The vignettes are histories of ourselves, narratives about ourselves and our past, loans from our memories to make sense of the anticipation of our future.
Caste stratification in India is just an extension of patriarchy in the name of a metaphysical ethics of religion. How the stratification works within caste and most of all the privileged position boys have, in the rituals and practices and the secondary role played by women, the stigmatism related to the non-male physiology, and the absence of women priests in temples.
And so we need supermen and heroes in our narrative, movies about caste emancipation, when the entire mythology is rigged without a way to see beyond it.
Patrilocality, Endogamy and the commodification of the mitochondrial DNA entrenches patriarchy as the fundamental cultural gaze.

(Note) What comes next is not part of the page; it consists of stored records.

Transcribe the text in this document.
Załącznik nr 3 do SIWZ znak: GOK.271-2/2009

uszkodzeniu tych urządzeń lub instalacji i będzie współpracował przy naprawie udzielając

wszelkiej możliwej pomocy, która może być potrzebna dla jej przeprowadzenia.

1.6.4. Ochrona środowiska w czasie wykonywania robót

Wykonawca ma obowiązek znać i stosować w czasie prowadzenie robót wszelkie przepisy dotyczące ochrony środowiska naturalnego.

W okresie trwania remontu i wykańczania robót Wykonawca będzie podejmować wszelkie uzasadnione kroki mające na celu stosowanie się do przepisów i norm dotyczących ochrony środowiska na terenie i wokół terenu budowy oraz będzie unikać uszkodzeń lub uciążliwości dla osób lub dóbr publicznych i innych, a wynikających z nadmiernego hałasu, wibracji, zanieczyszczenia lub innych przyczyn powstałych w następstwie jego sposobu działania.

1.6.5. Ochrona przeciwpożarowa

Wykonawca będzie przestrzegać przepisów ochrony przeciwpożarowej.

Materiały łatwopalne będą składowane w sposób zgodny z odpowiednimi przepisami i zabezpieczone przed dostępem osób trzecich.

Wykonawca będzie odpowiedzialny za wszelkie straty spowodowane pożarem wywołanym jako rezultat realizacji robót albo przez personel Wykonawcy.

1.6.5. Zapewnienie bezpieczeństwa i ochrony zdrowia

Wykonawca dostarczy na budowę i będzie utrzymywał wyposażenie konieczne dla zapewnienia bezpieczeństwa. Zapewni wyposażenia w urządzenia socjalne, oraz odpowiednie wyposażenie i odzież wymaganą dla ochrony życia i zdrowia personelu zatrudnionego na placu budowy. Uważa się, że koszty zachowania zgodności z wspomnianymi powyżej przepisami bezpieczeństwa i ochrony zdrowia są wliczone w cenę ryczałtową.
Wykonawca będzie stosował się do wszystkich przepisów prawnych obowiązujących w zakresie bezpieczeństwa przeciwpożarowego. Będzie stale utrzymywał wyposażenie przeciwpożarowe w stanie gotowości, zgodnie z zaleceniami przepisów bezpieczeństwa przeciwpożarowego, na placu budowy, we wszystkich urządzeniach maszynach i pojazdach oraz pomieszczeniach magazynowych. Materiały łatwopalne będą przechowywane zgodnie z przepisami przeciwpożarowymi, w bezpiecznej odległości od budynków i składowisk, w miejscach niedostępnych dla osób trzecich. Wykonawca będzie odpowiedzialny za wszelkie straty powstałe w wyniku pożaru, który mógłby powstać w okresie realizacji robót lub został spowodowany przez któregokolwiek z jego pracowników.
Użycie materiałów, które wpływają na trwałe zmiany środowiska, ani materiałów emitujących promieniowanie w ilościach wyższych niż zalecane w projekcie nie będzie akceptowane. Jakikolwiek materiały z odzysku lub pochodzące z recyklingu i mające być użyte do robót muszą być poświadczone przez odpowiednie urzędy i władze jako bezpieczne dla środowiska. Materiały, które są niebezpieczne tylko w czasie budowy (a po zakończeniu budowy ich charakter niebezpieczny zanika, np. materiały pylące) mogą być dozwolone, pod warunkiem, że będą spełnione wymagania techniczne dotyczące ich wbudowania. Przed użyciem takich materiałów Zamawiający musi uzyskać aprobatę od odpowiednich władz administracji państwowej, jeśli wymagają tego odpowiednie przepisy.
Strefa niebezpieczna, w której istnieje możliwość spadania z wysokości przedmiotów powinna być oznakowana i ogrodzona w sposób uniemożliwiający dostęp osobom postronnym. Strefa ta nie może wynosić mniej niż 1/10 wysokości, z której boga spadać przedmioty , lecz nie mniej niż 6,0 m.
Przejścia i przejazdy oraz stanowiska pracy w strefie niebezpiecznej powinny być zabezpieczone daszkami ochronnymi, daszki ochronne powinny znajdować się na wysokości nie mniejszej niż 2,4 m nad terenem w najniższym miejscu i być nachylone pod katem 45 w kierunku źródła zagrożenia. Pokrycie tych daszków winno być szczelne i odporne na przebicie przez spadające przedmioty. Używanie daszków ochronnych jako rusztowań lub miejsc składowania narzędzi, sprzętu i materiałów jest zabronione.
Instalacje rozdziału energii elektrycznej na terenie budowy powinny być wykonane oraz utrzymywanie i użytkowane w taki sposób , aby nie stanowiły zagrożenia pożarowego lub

In evolutionary biology, females are accorded the more important role by the genes of all animals, including humans. Only in human society, the male is able to set up a panopticon to regulate female behaviour, indeed reproduction and desire itself. The female travels to the groom’s village in patrilocal societies and where the caste system is entrenched endogamy is the norm, women are married in the boundary of the caste, the mitochondrial DNA (inherited DNA from the mother) are sent to a male within the caste.
When we are empowered by technology but crippled by race, religion and class – the very divisions that have made humans – inhuman. The contours of politics are drawn by identity, class, and religion, it’s who you think you are that makes you support a particular idea and not a ideology or vision of happiness and well being for all.
Wrap this with the patriarchy of theistic religion, and we find how phallic and masculine – gendering and stereotyping of our progeny is. Theistic religion is the root of patriarchy and social stratification, not just class and capital. Genetics proves that Religion was invented to make the female human to be in ownership of the male.
Mukul Roy’s photography looks at women as they appear in various corners of India, a vast archival documentation of the life of women in the sub-continent, as unfiltered and without the glaring spotlight chimera of television. Her perspective liberates the gaze from the masculine stare of traditional ways of looking. The medium of light and it’s shades make the visuals really eye-catching.